Thursday, the Supreme Court issued a controversial 5-4 verdict on the constitutionality of President Obama’s signature piece of legislation — the Patient Protection and Affordable Care Act. Unfortunately, it was not the 5-4 verdict most of America was hoping for.
Chief Justice John Roberts ruled with the liberal wing of the court that the law’s individual mandate, which requires Americans to purchase or otherwise obtain health insurance or face a fine starting in 2014, was constitutional as a tax — not under the Constitution’s Commerce Clause, which grants Congress the power to regulate commerce “among the several states.” President Obama did not want the mandate to be labeled a tax because it amounts to a regressive tax on the middle class — something he wanted to avoid.
The high court may have deemed Obamacare constitutional, but both Republicans and Democrats acknowledge that this ruling alone won’t solve our nation’s healthcare woes. Health care spending is still set to gallop on at a dizzying pace. And for many people, coverage will remain unaffordable.
Obamacare won’t solve either problem. And just because the law passes constitutional muster doesn’t mean it’s good policy.
Fortunately, Americans have the chance this fall to put in place a Congress and a president who will dismantle this law as it was created — through the legislative process — and replace it with reforms that actually lower health care costs and improve the quality of Americans’ care.
The individual mandate was the motivating factor for the legal challenge to Obamacare — and has long been the law’s most unpopular feature. Sixty-one percent of Americans oppose the mandate, according to a Reuters poll this week.
The mandate is designed to expand insurance coverage by fiat. No longer will the uninsured visit expensive emergency rooms and consume care without paying for it — at least, in theory.
The government says that the 50 million uninsured consume about $43 billion each year in uncompensated care. If that figure goes down, so too will insurance premiums for everyone.
The mandate was justified as the financial glue that held Obamacare together — the necessary component to rein in the costs that the uninsured shift to the insured.
But it’s bound to fail in that pursuit. Under the mandate, the Congressional Budget Office (CBO) predicts that only 16 million people — less than a third of the current population of uninsured — will gain coverage anew. These newly insured individuals will consume at most $9.5 billion in uncompensated care — about one-fifth the amount claimed by the administration.

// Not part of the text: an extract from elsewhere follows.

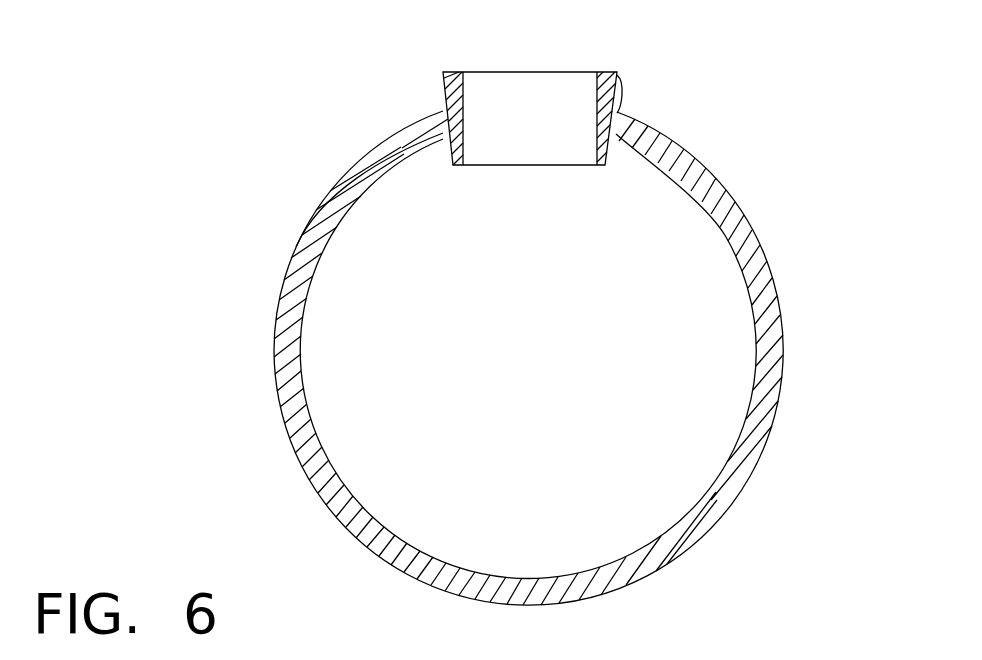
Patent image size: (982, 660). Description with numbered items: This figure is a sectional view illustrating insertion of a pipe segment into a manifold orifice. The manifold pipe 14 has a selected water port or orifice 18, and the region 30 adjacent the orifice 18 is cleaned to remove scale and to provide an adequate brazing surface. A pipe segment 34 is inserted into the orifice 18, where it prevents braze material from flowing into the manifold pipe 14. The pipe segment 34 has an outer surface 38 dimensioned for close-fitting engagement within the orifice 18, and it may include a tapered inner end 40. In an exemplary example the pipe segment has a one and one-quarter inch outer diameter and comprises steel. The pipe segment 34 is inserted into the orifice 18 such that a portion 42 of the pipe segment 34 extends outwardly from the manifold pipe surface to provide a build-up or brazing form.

Medicaid — the jointly run federal-state health program for the poor and disabled — will swallow up between 6 and 7 million of those 16 million people.

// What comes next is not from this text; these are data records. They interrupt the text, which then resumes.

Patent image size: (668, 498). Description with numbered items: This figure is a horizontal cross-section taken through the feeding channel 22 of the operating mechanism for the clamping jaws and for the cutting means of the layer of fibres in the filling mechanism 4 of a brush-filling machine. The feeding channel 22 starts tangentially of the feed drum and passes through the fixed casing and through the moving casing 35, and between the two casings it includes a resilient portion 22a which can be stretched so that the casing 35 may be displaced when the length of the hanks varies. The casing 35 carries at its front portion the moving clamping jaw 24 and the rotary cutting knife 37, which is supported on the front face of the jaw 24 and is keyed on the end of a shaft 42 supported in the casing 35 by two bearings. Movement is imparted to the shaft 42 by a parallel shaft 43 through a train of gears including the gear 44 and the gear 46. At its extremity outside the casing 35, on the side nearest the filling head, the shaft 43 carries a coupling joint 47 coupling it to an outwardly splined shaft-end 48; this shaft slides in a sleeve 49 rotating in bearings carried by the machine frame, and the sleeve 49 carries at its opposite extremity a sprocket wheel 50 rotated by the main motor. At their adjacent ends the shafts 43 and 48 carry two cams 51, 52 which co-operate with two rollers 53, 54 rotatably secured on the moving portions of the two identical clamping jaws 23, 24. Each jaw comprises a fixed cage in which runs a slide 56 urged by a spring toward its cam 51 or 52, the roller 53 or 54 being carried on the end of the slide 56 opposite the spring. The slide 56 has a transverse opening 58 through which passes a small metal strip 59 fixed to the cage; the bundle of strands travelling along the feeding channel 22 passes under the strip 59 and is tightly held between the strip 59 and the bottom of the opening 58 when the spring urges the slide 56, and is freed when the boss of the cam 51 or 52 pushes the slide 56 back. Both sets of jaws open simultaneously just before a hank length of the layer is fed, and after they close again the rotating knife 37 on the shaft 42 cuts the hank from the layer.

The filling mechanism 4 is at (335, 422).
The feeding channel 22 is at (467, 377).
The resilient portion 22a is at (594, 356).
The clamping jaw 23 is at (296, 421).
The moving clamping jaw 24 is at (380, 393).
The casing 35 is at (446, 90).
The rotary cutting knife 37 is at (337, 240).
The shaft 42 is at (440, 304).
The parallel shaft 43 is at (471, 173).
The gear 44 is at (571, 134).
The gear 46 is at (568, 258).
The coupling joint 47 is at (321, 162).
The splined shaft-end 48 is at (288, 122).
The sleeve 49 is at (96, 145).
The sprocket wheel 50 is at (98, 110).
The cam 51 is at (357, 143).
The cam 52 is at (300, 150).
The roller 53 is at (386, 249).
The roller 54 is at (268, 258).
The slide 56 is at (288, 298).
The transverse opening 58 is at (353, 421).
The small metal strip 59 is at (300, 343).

But Medicaid makes the uncompensated care problem worse. On average, it pays doctors and other health providers between 58 and 66 percent of what private insurers pay. Reimbursement rates are so low that providers actually lose money serving the program???s enrollees — just like they lose money when the uninsured visit the emergency room.

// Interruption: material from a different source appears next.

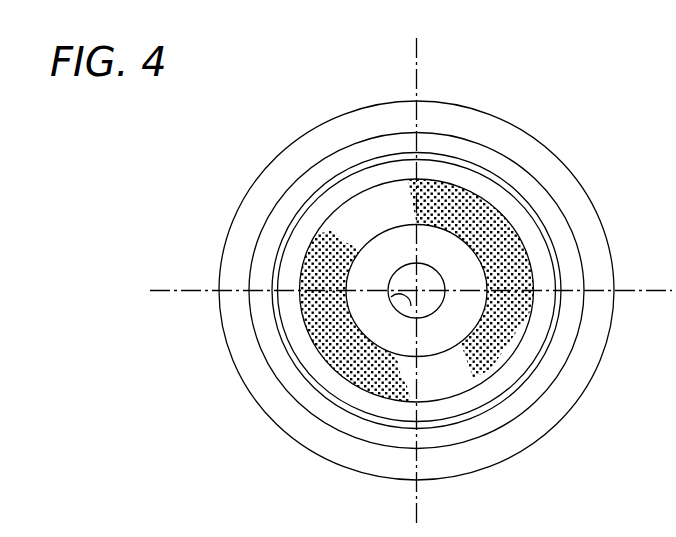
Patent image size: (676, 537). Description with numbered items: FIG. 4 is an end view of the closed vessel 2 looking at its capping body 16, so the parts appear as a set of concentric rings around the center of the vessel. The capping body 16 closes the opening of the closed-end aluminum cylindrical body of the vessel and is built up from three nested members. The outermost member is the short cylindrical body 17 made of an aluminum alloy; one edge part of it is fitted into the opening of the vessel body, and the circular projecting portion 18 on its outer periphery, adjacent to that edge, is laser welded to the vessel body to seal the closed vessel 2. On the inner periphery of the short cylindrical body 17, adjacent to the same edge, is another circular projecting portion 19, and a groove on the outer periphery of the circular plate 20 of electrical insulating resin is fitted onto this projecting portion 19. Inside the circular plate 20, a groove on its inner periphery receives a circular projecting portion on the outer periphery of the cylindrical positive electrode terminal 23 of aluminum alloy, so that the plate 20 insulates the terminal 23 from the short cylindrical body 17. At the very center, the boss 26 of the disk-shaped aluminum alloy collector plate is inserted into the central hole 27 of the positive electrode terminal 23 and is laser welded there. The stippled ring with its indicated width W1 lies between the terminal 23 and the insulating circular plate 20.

But the uninsured consume about half as much health care as the insured, mostly because they can???t afford it. If their healthcare consumption were to double once they enrolled in Medicaid, they’d end up consuming an additional $10 billion to $12.5 billion in “uncompensated” care.
By contrast, if they’d remained uninsured, they would consume about a third as much uncompensated care — some $4 billion.
Add that up, and the net effect of the mandate will be to increase uncompensated care by as much as $3 billion.
With the law upheld, Obamacare’s insurance exchanges also have a legal green light. But it’s unclear when — or even whether — these online marketplaces will get off the ground.
Seventeen states refrained from taking any action to set up their exchanges while the Supreme Court challenge was pending. A few have no intention of establishing an exchange at all.
Obamacare stipulates that states must get conditional approval for their exchange plans by Jan. 2013. The feds will step in and set up exchanges in states that are deemed unable or unwilling to do so.
But Jan. 2013 is just six months away. And the election is only four months off. Reshaping multiple state healthcare marketplaces will likely be an insurmountable challenge for both state and federal policymakers.
The Court did hand the Obama Administration a slight loss, ruling that the feds cannot withdraw the funding they already give states for their existing Medicaid programs if the states decline to expand the health program for low-income Americans as the law prescribes.
The Supreme Court’s decision offers the Obama administration a temporary victory. But the fight to deliver real health reform that expands access to quality care and lowers our nation’s unsustainable health costs is far from over.